Can anyone point to any clause in the fifth amendment stating that a person has to SPECIFICALLY state that they are invoking the fifth amendment right to silence, otherwise their SILENCE can be held and used against them in a court of law? Based on the purely statutory construction of the fifth amendment, the right to self incrimination includes the fact that SILENCE cannot be used to infer guilt or innocence.

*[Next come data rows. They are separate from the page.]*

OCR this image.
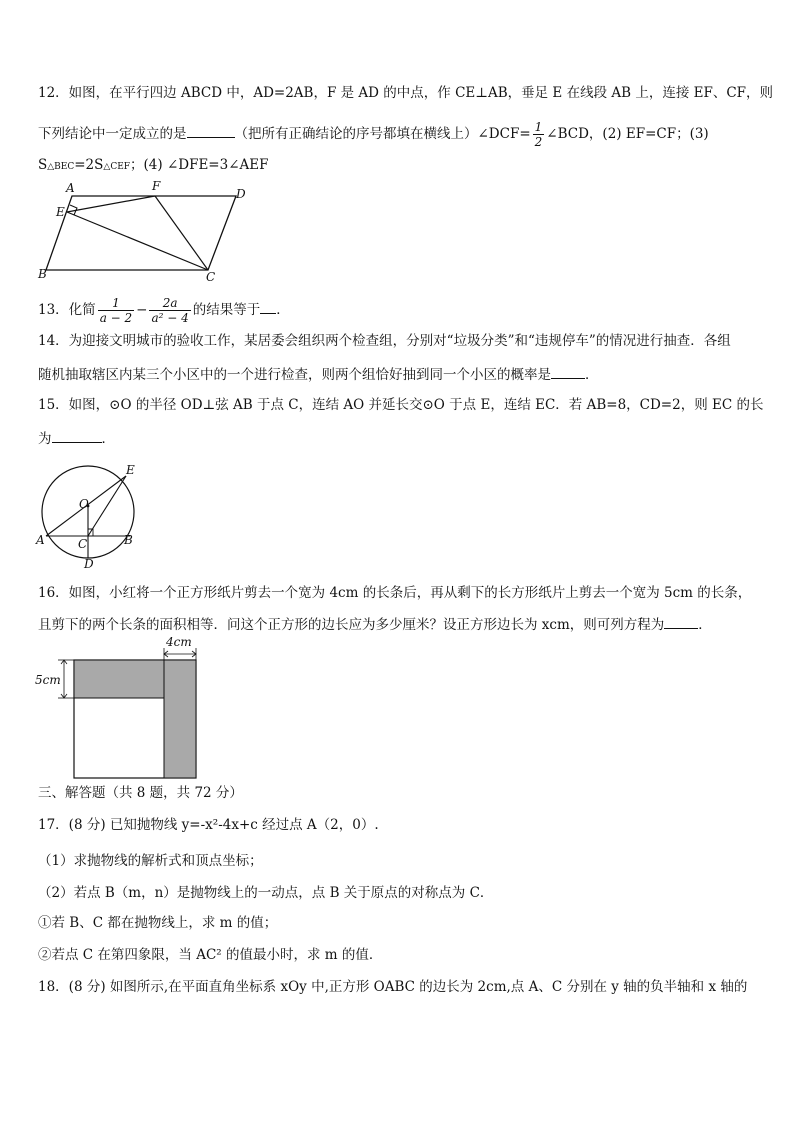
12．如图，在平行四边 ABCD 中，AD=2AB，F 是 AD 的中点，作 CE⊥AB，垂足 E 在线段 AB 上，连接 EF、CF，则
下列结论中一定成立的是	（把所有正确结论的序号都填在横线上）∠DCF= $\frac{1}{2}$ ∠BCD，(2) EF=CF；(3)
S△BEC=2S△CEF；(4) ∠DFE=3∠AEF
A	F
D
E
B	C
13．化简 $\frac{1}{a - 2} - \frac{2a}{\text{a² − 4}}$ 的结果等于 ．
14．为迎接文明城市的验收工作，某居委会组织两个检查组，分别对“垃圾分类”和“违规停车”的情况进行抽查．各组
随机抽取辖区内某三个小区中的一个进行检查，则两个组恰好抽到同一个小区的概率是	．
15．如图，⊙O 的半径 OD⊥弦 AB 于点 C，连结 AO 并延长交⊙O 于点 E，连结 EC．若 AB=8，CD=2，则 EC 的长
为	．
E
O
A	C	B
D
16．如图，小红将一个正方形纸片剪去一个宽为 4cm 的长条后，再从剩下的长方形纸片上剪去一个宽为 5cm 的长条，
且剪下的两个长条的面积相等．问这个正方形的边长应为多少厘米？设正方形边长为 xcm，则可列方程为	．
4cm
5cm
三、解答题（共 8 题，共 72 分）
17．(8 分) 已知抛物线 y=-x²-4x+c 经过点 A（2，0）.
（1）求抛物线的解析式和顶点坐标；
（2）若点 B（m，n）是抛物线上的一动点，点 B 关于原点的对称点为 C．
①若 B、C 都在抛物线上，求 m 的值；
②若点 C 在第四象限，当 AC² 的值最小时，求 m 的值．
18．(8 分) 如图所示,在平面直角坐标系 xOy 中,正方形 OABC 的边长为 2cm,点 A、C 分别在 y 轴的负半轴和 x 轴的
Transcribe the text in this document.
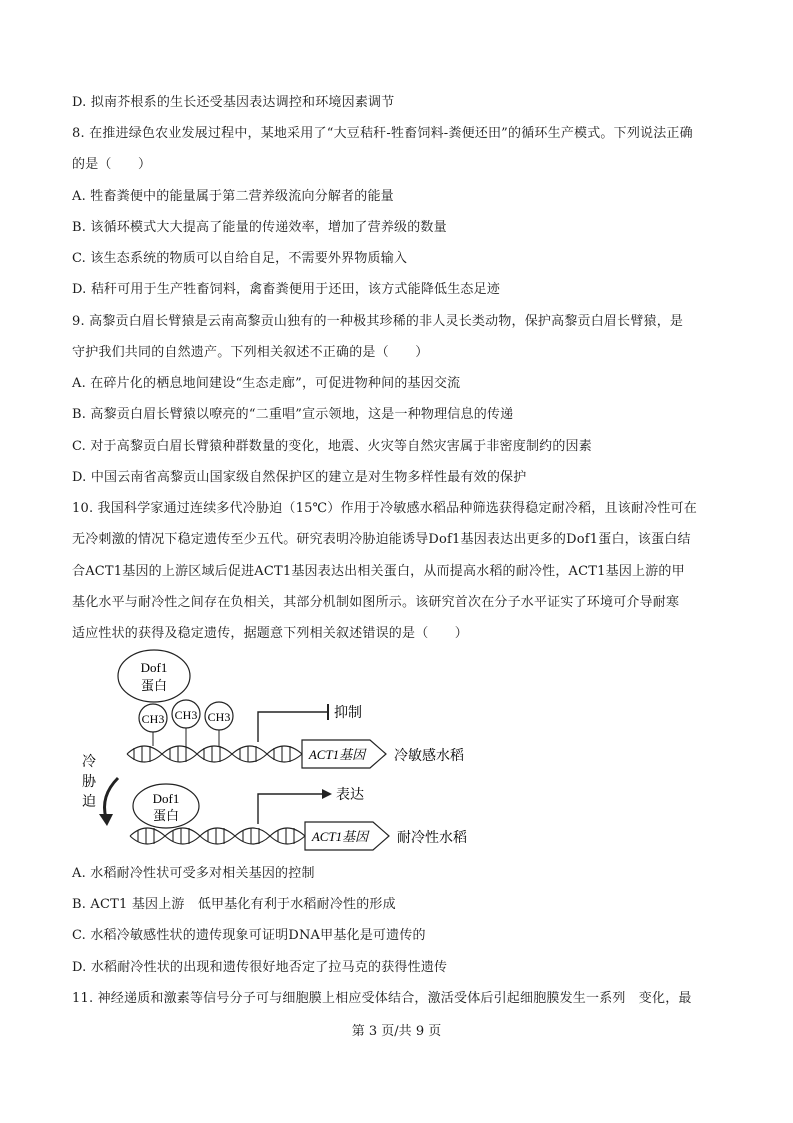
D. 拟南芥根系的生长还受基因表达调控和环境因素调节
8. 在推进绿色农业发展过程中，某地采用了“大豆秸秆-牲畜饲料-粪便还田”的循环生产模式。下列说法正确
的是（　　）
A. 牲畜粪便中的能量属于第二营养级流向分解者的能量
B. 该循环模式大大提高了能量的传递效率，增加了营养级的数量
C. 该生态系统的物质可以自给自足，不需要外界物质输入
D. 秸秆可用于生产牲畜饲料，禽畜粪便用于还田，该方式能降低生态足迹
9. 高黎贡白眉长臂猿是云南高黎贡山独有的一种极其珍稀的非人灵长类动物，保护高黎贡白眉长臂猿，是
守护我们共同的自然遗产。下列相关叙述不正确的是（　　）
A. 在碎片化的栖息地间建设“生态走廊”，可促进物种间的基因交流
B. 高黎贡白眉长臂猿以嘹亮的“二重唱”宣示领地，这是一种物理信息的传递
C. 对于高黎贡白眉长臂猿种群数量的变化，地震、火灾等自然灾害属于非密度制约的因素
D. 中国云南省高黎贡山国家级自然保护区的建立是对生物多样性最有效的保护
10. 我国科学家通过连续多代冷胁迫（15℃）作用于冷敏感水稻品种筛选获得稳定耐冷稻，且该耐冷性可在
无冷刺激的情况下稳定遗传至少五代。研究表明冷胁迫能诱导Dof1基因表达出更多的Dof1蛋白，该蛋白结
合ACT1基因的上游区域后促进ACT1基因表达出相关蛋白，从而提高水稻的耐冷性，ACT1基因上游的甲
基化水平与耐冷性之间存在负相关，其部分机制如图所示。该研究首次在分子水平证实了环境可介导耐寒
适应性状的获得及稳定遗传，据题意下列相关叙述错误的是（　　）
Dof1
蛋白
CH3 CH3 CH3	抑制
ACT1基因 冷敏感水稻
冷
胁
迫	Dof1
蛋白
表达
ACT1基因 耐冷性水稻
A. 水稻耐冷性状可受多对相关基因的控制
B. ACT1 基因上游　低甲基化有利于水稻耐冷性的形成
C. 水稻冷敏感性状的遗传现象可证明DNA甲基化是可遗传的
D. 水稻耐冷性状的出现和遗传很好地否定了拉马克的获得性遗传
11. 神经递质和激素等信号分子可与细胞膜上相应受体结合，激活受体后引起细胞膜发生一系列　变化，最
第 3 页/共 9 页
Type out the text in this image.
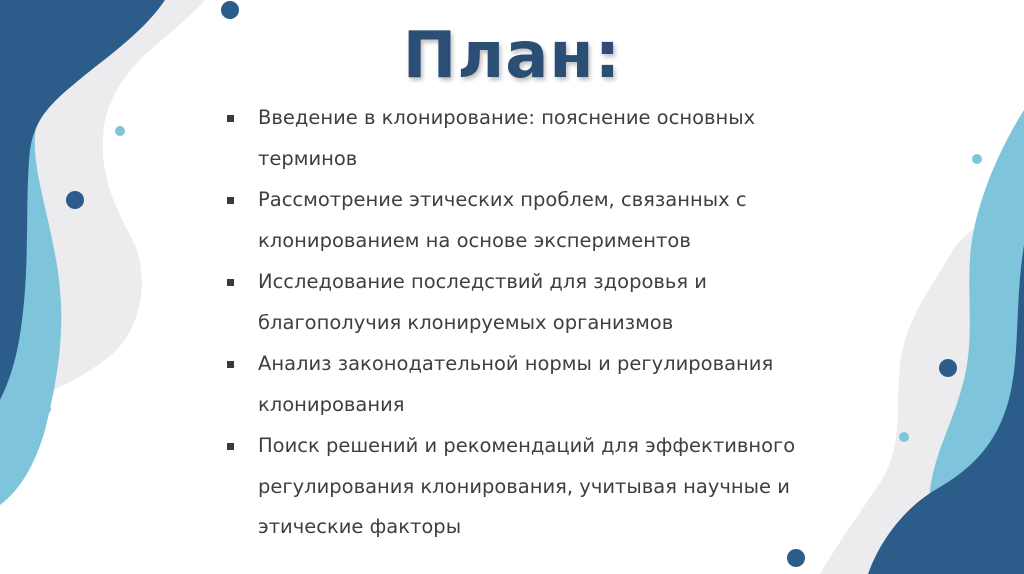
План:
Введение в клонирование: пояснение основных терминов
Рассмотрение этических проблем, связанных с клонированием на основе экспериментов
Исследование последствий для здоровья и благополучия клонируемых организмов
Анализ законодательной нормы и регулирования клонирования
Поиск решений и рекомендаций для эффективного регулирования клонирования, учитывая научные и этические факторы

In Salinas v. Texas the U.S. Supreme Court actually held that silence was an admission of guilt. http://www.supremecourt.gov/opinions/12pdf/12-246_7l48.pdf” Petitioner, without being placed in custody or receiving Miranda warnings, voluntarily answered some of a police officer’s questions about a murder, but fell silent when asked whether ballistics testing would match his shotgun to shell casings found at the scene of the crime. At petitioner’s murder trial in Texas state court, and over his objection,the prosecution used his failure to answer the question as evidence of guilt. He was convicted, and both the State Court of Appeals and Court of Criminal Appeals affirmed, rejecting his claim that the prosecution’s use of his silence in its case in chief violated the Fifth Amendment.’
Previous US supreme court rulings have held that the government cannot punish a criminal defendant for exercising his right to silence, by allowing the prosecutor to ask the jury to draw an inference of guilt from the defendant’s refusal to testify in his own defense. Griffin v. California, 380 U.S. 609 (1965). In Griffin, the Court overturned as unconstitutional under the federal constitution a provision of the California state constitution that explicitly granted such power to prosecutors.
Someone out there has a new business opportunity with the crop of bumper stickers, pamphlets and apparel that will no doubt be produced, stating that the person, car, house is automatically invoking their fifth amendment right to silence, by having that statement on their person, car or house.